We would like to call reader attention, especially those residing in either retail, apparel or other low-cost focused supply chains, to some newer information concerning the recent factory fire that occurred in Bangladesh.  Last month, a fire in an apparel factory operated by Tazreen Fashions Ltd. outside Dhaka, Bangladesh tragically killed 112 people and raised yet another appeal for increased worker safety in low-cost manufacturing environments.

Today’s Wall Street Journal features a rather in-depth investigative article, Fire Warnings Went Unheard, (paid subscription or free metered view) concerning both the timeline and nature of supplier relationships that preceded this fire. The article presents evidence as to a perceived  lack of knowledge or accountability as to whether a supplier was qualified to produce goods for a retail customer. It is a probing editorial as to how suppliers and retailers can either turn a blind eye to existing supplier working conditions, or how a lack of concise information regarding certification, or lack thereof, can be “assumed’ to be shared. We recommend this as important reading.

For those unable to access the article, we provide a brief synopsis. WSJ reporters investigated documents within the burned out factory, as well as interviewed various suppliers in the alleged chain of contract arrangements. They report that just weeks before the fire, a majority of the Tazreen assembly lines were dedicated to production of girls’ apparel destined for Wal-Mart, apparently subcontracted to Tazreen from another designated Wal-Mart supplier. A spokesperson for Wal-Mart confirms that the factory was removed from that global retailer’s list of authorized factories months before the incident, and that the existing work was subcontracted in violation of supplier standards, a cause for termination of contract with the original contracted supplier.

WSJ reporters trace an audit that was conducted in May 2011, performed for a separate Wal-Mart supplier that found that fire exits and stairwells were blocked and workers were unaware of evacuation routes. WSJ reporters found evidence of a suspected December 2011 audit, but it had its pages of findings ripped out. While Wal-Mart and other retailers have mechanisms to audit and approve factories, the WSJ indicated that warning signs are often overlooked. The news of a barred factory might not be communicated to other suppliers or the very factories themselves, according to WSJ interviews. A marketing employee at Tazreen’s parent company claimed no documentation indicating that the factory was barred. WSJ also reports four other suppliers to Wal-Mart worked with Tazreen in 2012, all claiming lack of knowledge as to final production source.

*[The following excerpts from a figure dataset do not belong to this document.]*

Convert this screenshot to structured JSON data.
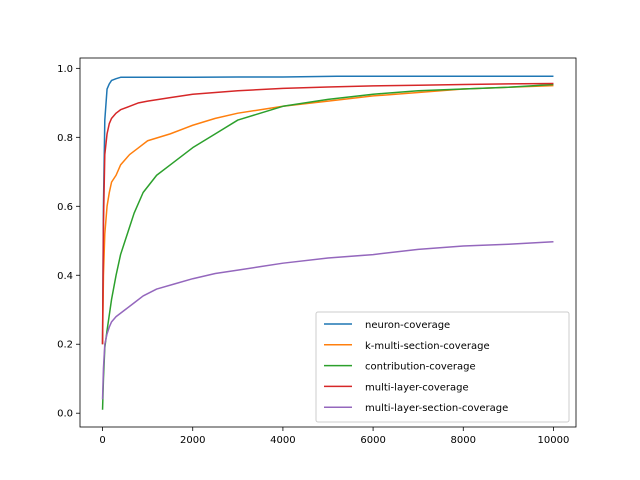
{
  "chart_data": {
    "type": "line",
    "title": "",
    "xlabel": "",
    "ylabel": "",
    "xlim": [
      -500,
      10500
    ],
    "ylim": [
      -0.04,
      1.03
    ],
    "x_ticks": [
      0,
      2000,
      4000,
      6000,
      8000,
      10000
    ],
    "x_tick_labels": [
      "0",
      "2000",
      "4000",
      "6000",
      "8000",
      "10000"
    ],
    "y_ticks": [
      0.0,
      0.2,
      0.4,
      0.6,
      0.8,
      1.0
    ],
    "y_tick_labels": [
      "0.0",
      "0.2",
      "0.4",
      "0.6",
      "0.8",
      "1.0"
    ],
    "grid": false,
    "legend_position": "lower-right",
    "series": [
      {
        "name": "neuron-coverage",
        "color": "#1f77b4",
        "x": [
          0,
          20,
          50,
          100,
          150,
          200,
          300,
          400,
          600,
          1000,
          2000,
          3000,
          4000,
          5200,
          6000,
          8000,
          10000
        ],
        "y": [
          0.2,
          0.6,
          0.85,
          0.94,
          0.955,
          0.965,
          0.97,
          0.974,
          0.974,
          0.974,
          0.974,
          0.975,
          0.975,
          0.977,
          0.977,
          0.977,
          0.977
        ]
      },
      {
        "name": "k-multi-section-coverage",
        "color": "#ff7f0e",
        "x": [
          0,
          20,
          50,
          100,
          150,
          200,
          300,
          400,
          600,
          800,
          1000,
          1500,
          2000,
          2500,
          3000,
          3500,
          4000,
          5000,
          6000,
          7000,
          8000,
          9000,
          10000
        ],
        "y": [
          0.2,
          0.4,
          0.52,
          0.6,
          0.64,
          0.67,
          0.69,
          0.72,
          0.75,
          0.77,
          0.79,
          0.81,
          0.835,
          0.855,
          0.87,
          0.88,
          0.89,
          0.905,
          0.92,
          0.93,
          0.94,
          0.945,
          0.95
        ]
      },
      {
        "name": "contribution-coverage",
        "color": "#2ca02c",
        "x": [
          0,
          20,
          50,
          100,
          200,
          300,
          400,
          500,
          700,
          900,
          1200,
          1500,
          2000,
          2500,
          3000,
          3500,
          4000,
          5000,
          6000,
          7000,
          8000,
          9000,
          10000
        ],
        "y": [
          0.01,
          0.1,
          0.19,
          0.24,
          0.33,
          0.4,
          0.46,
          0.5,
          0.58,
          0.64,
          0.69,
          0.72,
          0.77,
          0.81,
          0.85,
          0.87,
          0.89,
          0.91,
          0.925,
          0.935,
          0.94,
          0.945,
          0.953
        ]
      },
      {
        "name": "multi-layer-coverage",
        "color": "#d62728",
        "x": [
          0,
          20,
          50,
          100,
          150,
          200,
          300,
          400,
          600,
          800,
          1000,
          1500,
          2000,
          3000,
          4000,
          5000,
          6000,
          7000,
          8000,
          9000,
          10000
        ],
        "y": [
          0.2,
          0.55,
          0.75,
          0.81,
          0.84,
          0.855,
          0.87,
          0.88,
          0.89,
          0.9,
          0.905,
          0.915,
          0.925,
          0.935,
          0.942,
          0.946,
          0.949,
          0.951,
          0.953,
          0.955,
          0.956
        ]
      },
      {
        "name": "multi-layer-section-coverage",
        "color": "#9467bd",
        "x": [
          0,
          20,
          50,
          100,
          150,
          200,
          300,
          500,
          700,
          900,
          1200,
          1600,
          2000,
          2500,
          3000,
          3500,
          4000,
          5000,
          6000,
          7000,
          8000,
          9000,
          10000
        ],
        "y": [
          0.04,
          0.13,
          0.2,
          0.23,
          0.25,
          0.265,
          0.28,
          0.3,
          0.32,
          0.34,
          0.36,
          0.375,
          0.39,
          0.405,
          0.415,
          0.425,
          0.435,
          0.45,
          0.46,
          0.475,
          0.485,
          0.49,
          0.497
        ]
      }
    ]
  }
}
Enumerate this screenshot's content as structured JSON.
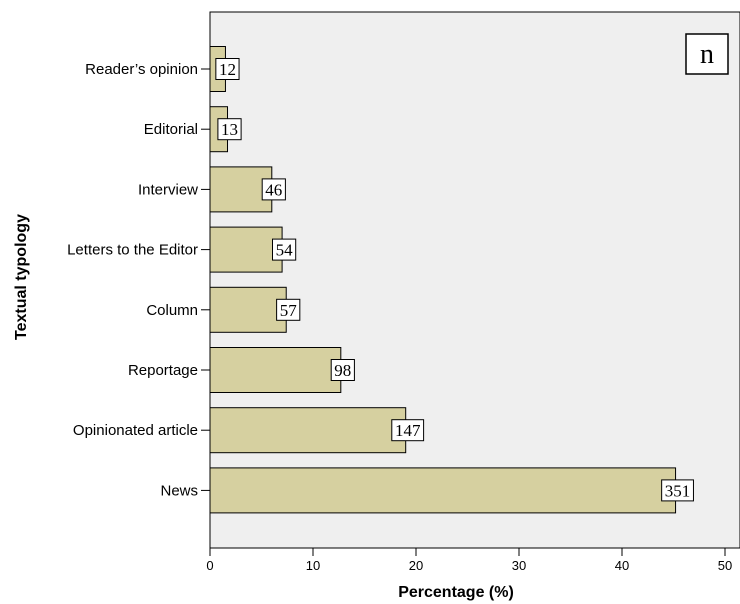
{
  "chart_data": {
    "type": "bar",
    "orientation": "horizontal",
    "panel_label": "n",
    "xlabel": "Percentage (%)",
    "ylabel": "Textual typology",
    "xlim": [
      0,
      52
    ],
    "xticks": [
      0,
      10,
      20,
      30,
      40,
      50
    ],
    "categories": [
      "Reader’s opinion",
      "Editorial",
      "Interview",
      "Letters to the Editor",
      "Column",
      "Reportage",
      "Opinionated article",
      "News"
    ],
    "values": [
      1.5,
      1.7,
      6.0,
      7.0,
      7.4,
      12.7,
      19.0,
      45.2
    ],
    "data_labels": [
      "12",
      "13",
      "46",
      "54",
      "57",
      "98",
      "147",
      "351"
    ],
    "grid": false,
    "colors": {
      "bar_fill": "#d6d0a0",
      "plot_background": "#efefef",
      "bar_stroke": "#000000"
    }
  }
}
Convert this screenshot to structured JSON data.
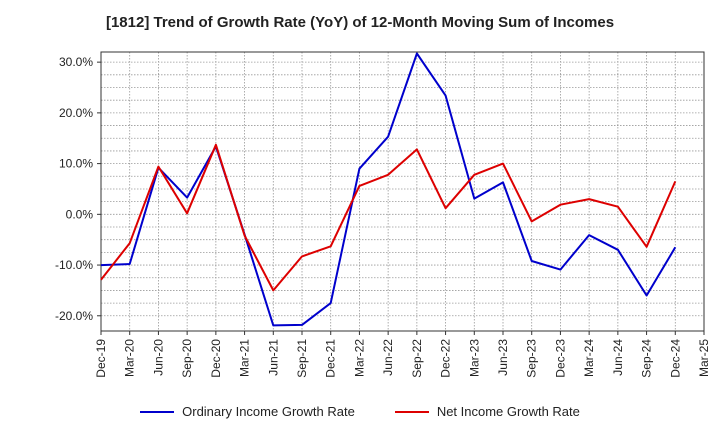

The WSJ makes no summary conclusions as a result of its investigative reporting.  Perhaps that part was edited.  In any case, I’m sure our Supply Chain Matters readers can form their own conclusions.  No supplier wants to risk losing business from a major retail customer, especially one with the volume clout of Wal-Mart.  At the same time, volume commitments, profitability and on-time delivery pressures cause other actions to occur.  An environment of see no evil, tell no evil becomes predominant until tragedy occurs.

Meanwhile, apparel workers across Bangladesh remain concerned for their safety, with global labor rights groups calling for more accountability and proactive remediation programs.

Apparel and clothing supply chains obviously have some homework, but the question remains, who specifically has the homework assignment.